L'errore clamoroso compiuto da Sarri nella Juve

Ha commesso un errore abbastanza diffuso nella sua categoria, ha messo se stesso (ovvero, la sua bravura e il suo calcio che molti amano) davanti a tutto il resto. Ed è andato alla Juve pensando che fosse Andrea Agnelli il presidente del club. Altro imperdonabile errore. Il presidente della Juve è Giampiero Boniperti, è il suo pensiero tradotto in risultati che guida e guiderà chissà per quanto tempo ancora lo spirito di questa squadra. Non c’è un’altra Juve se non quella che marchia l’albo d’oro di ogni stagione col suo nome. Il gioco? Certo, come no, ma solo se porta alla vittoria. Sennò meglio usare modi più sbrigativi. Sarri non ha preso la panchina di Allegri, che potremmo considerare il suo opposto, ha preso la panchina di mezzo secolo di calcio identico a se stesso, da Vycpalek a Trapattoni a Lippi a Capello a Conte ad Allegri.

Il calcio della solidità e della concretezza. In questi cinquant’anni c’è stato un solo allenatore, prima del valdarnese, a uscire dal solco della storia della Juve, Gigi Maifredi, ed è stato l’anno in cui non si è qualificata nelle coppe nonostante la presenza di Roberto Baggio. Le sconfitte nelle due coppe sono forse un problema per la società, lo sono di meno per l’allenatore che di sicuro è preoccupato di più per la non reazione della squadra. Può vincere lo scudetto, ma siamo certi che dentro di lui resterebbe una zona grigia, un angolo di scarsa soddisfazione.

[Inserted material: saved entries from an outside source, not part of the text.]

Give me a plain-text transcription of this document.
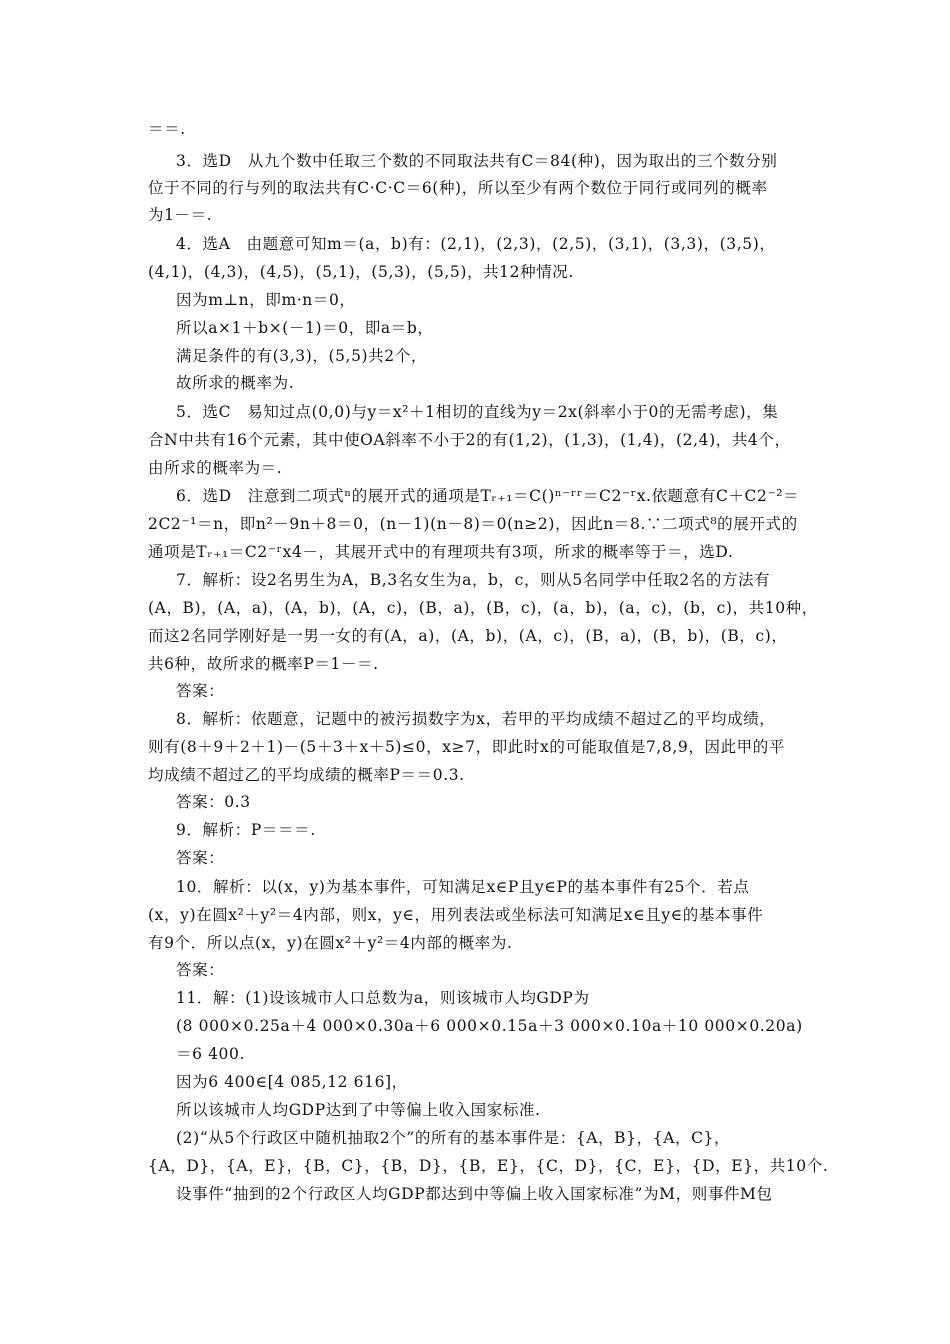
＝＝.
3．选D　从九个数中任取三个数的不同取法共有C＝84(种)，因为取出的三个数分别
位于不同的行与列的取法共有C·C·C＝6(种)，所以至少有两个数位于同行或同列的概率
为1－＝.
4．选A　由题意可知m＝(a，b)有：(2,1)，(2,3)，(2,5)，(3,1)，(3,3)，(3,5)，
(4,1)，(4,3)，(4,5)，(5,1)，(5,3)，(5,5)，共12种情况.
因为m⊥n，即m·n＝0，
所以a×1＋b×(－1)＝0，即a＝b，
满足条件的有(3,3)，(5,5)共2个，
故所求的概率为.
5．选C　易知过点(0,0)与y＝x²＋1相切的直线为y＝2x(斜率小于0的无需考虑)，集
合N中共有16个元素，其中使OA斜率不小于2的有(1,2)，(1,3)，(1,4)，(2,4)，共4个，
由所求的概率为＝.
6．选D　注意到二项式ⁿ的展开式的通项是Tᵣ₊₁＝C()ⁿ⁻ʳʳ＝C2⁻ʳx.依题意有C＋C2⁻²＝
2C2⁻¹＝n，即n²－9n＋8＝0，(n－1)(n－8)＝0(n≥2)，因此n＝8.∵二项式⁸的展开式的
通项是Tᵣ₊₁＝C2⁻ʳx4－，其展开式中的有理项共有3项，所求的概率等于＝，选D.
7．解析：设2名男生为A，B,3名女生为a，b，c，则从5名同学中任取2名的方法有
(A，B)，(A，a)，(A，b)，(A，c)，(B，a)，(B，c)，(a，b)，(a，c)，(b，c)，共10种，
而这2名同学刚好是一男一女的有(A，a)，(A，b)，(A，c)，(B，a)，(B，b)，(B，c)，
共6种，故所求的概率P＝1－＝.
答案：
8．解析：依题意，记题中的被污损数字为x，若甲的平均成绩不超过乙的平均成绩，
则有(8＋9＋2＋1)－(5＋3＋x＋5)≤0，x≥7，即此时x的可能取值是7,8,9，因此甲的平
均成绩不超过乙的平均成绩的概率P＝＝0.3.
答案：0.3
9．解析：P＝＝＝.
答案：
10．解析：以(x，y)为基本事件，可知满足x∈P且y∈P的基本事件有25个．若点
(x，y)在圆x²＋y²＝4内部，则x，y∈，用列表法或坐标法可知满足x∈且y∈的基本事件
有9个．所以点(x，y)在圆x²＋y²＝4内部的概率为.
答案：
11．解：(1)设该城市人口总数为a，则该城市人均GDP为
(8 000×0.25a＋4 000×0.30a＋6 000×0.15a＋3 000×0.10a＋10 000×0.20a)
＝6 400.
因为6 400∈[4 085,12 616]，
所以该城市人均GDP达到了中等偏上收入国家标准.
(2)“从5个行政区中随机抽取2个”的所有的基本事件是：{A，B}，{A，C}，
{A，D}，{A，E}，{B，C}，{B，D}，{B，E}，{C，D}，{C，E}，{D，E}，共10个.
设事件“抽到的2个行政区人均GDP都达到中等偏上收入国家标准”为M，则事件M包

Juve, una squadra non costruita per Sarri

Sarri finora ha tracciato un calcio che la Juve non assorbe. Vuole il palleggio ma è costretto a schierare Matuidi (che palleggiatore non è mai stato e mai lo sarà) per coprire le spalle a Ronaldo. Nel pensiero del tecnico bianconero, Matuidi e Ronaldo non sono due giocatori, ma uno solo, perché nel suo calcio nessuno può giocare soltanto quando ha la palla. Nella Juve invece non è così. Sivori, Platini, Baggio, Zidane, Dybala e ora Ronaldo giocavano e giocano solo con la palla al piede. La Juve ha avuto grandi allenatori, i migliori d’Italia, ma nessuno ha mai superato il livello della propria squadra o del campione di turno, come invece è successo a Sarri in tutta la sua carriera. E’ sempre stato oltre la sua squadra, come a Empoli e a Napoli. E probabilmente è quello il suo habitat ideale, la migliore condizione mentale per esaltare il suo lavoro.

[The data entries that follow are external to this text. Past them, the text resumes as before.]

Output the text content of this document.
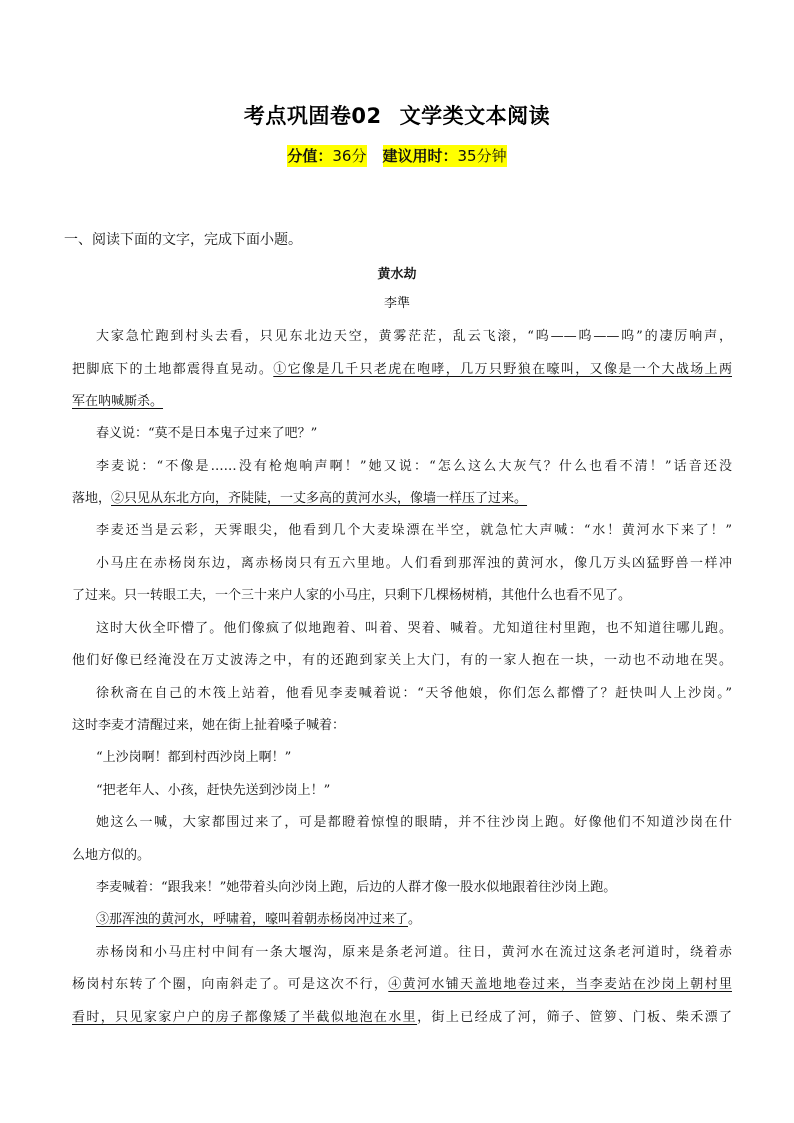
考点巩固卷02 文学类文本阅读
分值：36分 建议用时：35分钟
一、阅读下面的文字，完成下面小题。
黄水劫
李準
大家急忙跑到村头去看，只见东北边天空，黄雾茫茫，乱云飞滚，“呜——呜——呜”的凄厉响声，
把脚底下的土地都震得直晃动。①它像是几千只老虎在咆哮，几万只野狼在嚎叫，又像是一个大战场上两
军在呐喊厮杀。
春义说：“莫不是日本鬼子过来了吧？”
李麦说：“不像是……没有枪炮响声啊！”她又说：“怎么这么大灰气？什么也看不清！”话音还没
落地，②只见从东北方向，齐陡陡，一丈多高的黄河水头，像墙一样压了过来。
李麦还当是云彩，天霁眼尖，他看到几个大麦垛漂在半空，就急忙大声喊：“水！黄河水下来了！”
小马庄在赤杨岗东边，离赤杨岗只有五六里地。人们看到那浑浊的黄河水，像几万头凶猛野兽一样冲
了过来。只一转眼工夫，一个三十来户人家的小马庄，只剩下几棵杨树梢，其他什么也看不见了。
这时大伙全吓懵了。他们像疯了似地跑着、叫着、哭着、喊着。尤知道往村里跑，也不知道往哪儿跑。
他们好像已经淹没在万丈波涛之中，有的还跑到家关上大门，有的一家人抱在一块，一动也不动地在哭。
徐秋斋在自己的木筏上站着，他看见李麦喊着说：“天爷他娘，你们怎么都懵了？赶快叫人上沙岗。”
这时李麦才清醒过来，她在街上扯着嗓子喊着：
“上沙岗啊！都到村西沙岗上啊！”
“把老年人、小孩，赶快先送到沙岗上！”
她这么一喊，大家都围过来了，可是都瞪着惊惶的眼睛，并不往沙岗上跑。好像他们不知道沙岗在什
么地方似的。
李麦喊着：“跟我来！”她带着头向沙岗上跑，后边的人群才像一股水似地跟着往沙岗上跑。
③那浑浊的黄河水，呼啸着，嚎叫着朝赤杨岗冲过来了。
赤杨岗和小马庄村中间有一条大堰沟，原来是条老河道。往日，黄河水在流过这条老河道时，绕着赤
杨岗村东转了个圈，向南斜走了。可是这次不行，④黄河水铺天盖地地卷过来，当李麦站在沙岗上朝村里
看时，只见家家户户的房子都像矮了半截似地泡在水里，街上已经成了河，筛子、笸箩、门板、柴禾漂了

Deve strutturare un organico che dipenda dalle sue idee, una squadra che sia l’opera finale del suo impegno e non il contrario come invece accade nella Juventus. Ha ragione quando dice che vincere nei campionati minori è difficile quanto in quelli più importanti, ma dovrebbe chiedersi perché gli succede questo. L’Empoli e il Napoli, le sue prime squadre di Serie A, giocavano alternando palleggio e verticalizzazione. Era stato lui a costruirle così. La Juve appartiene a un altro modo di pensare. Se vincerà lo scudetto, se verrà confermato, Agnelli e Paratici dovranno rivoluzionare l’organico. Altrimenti Sarri è inutile.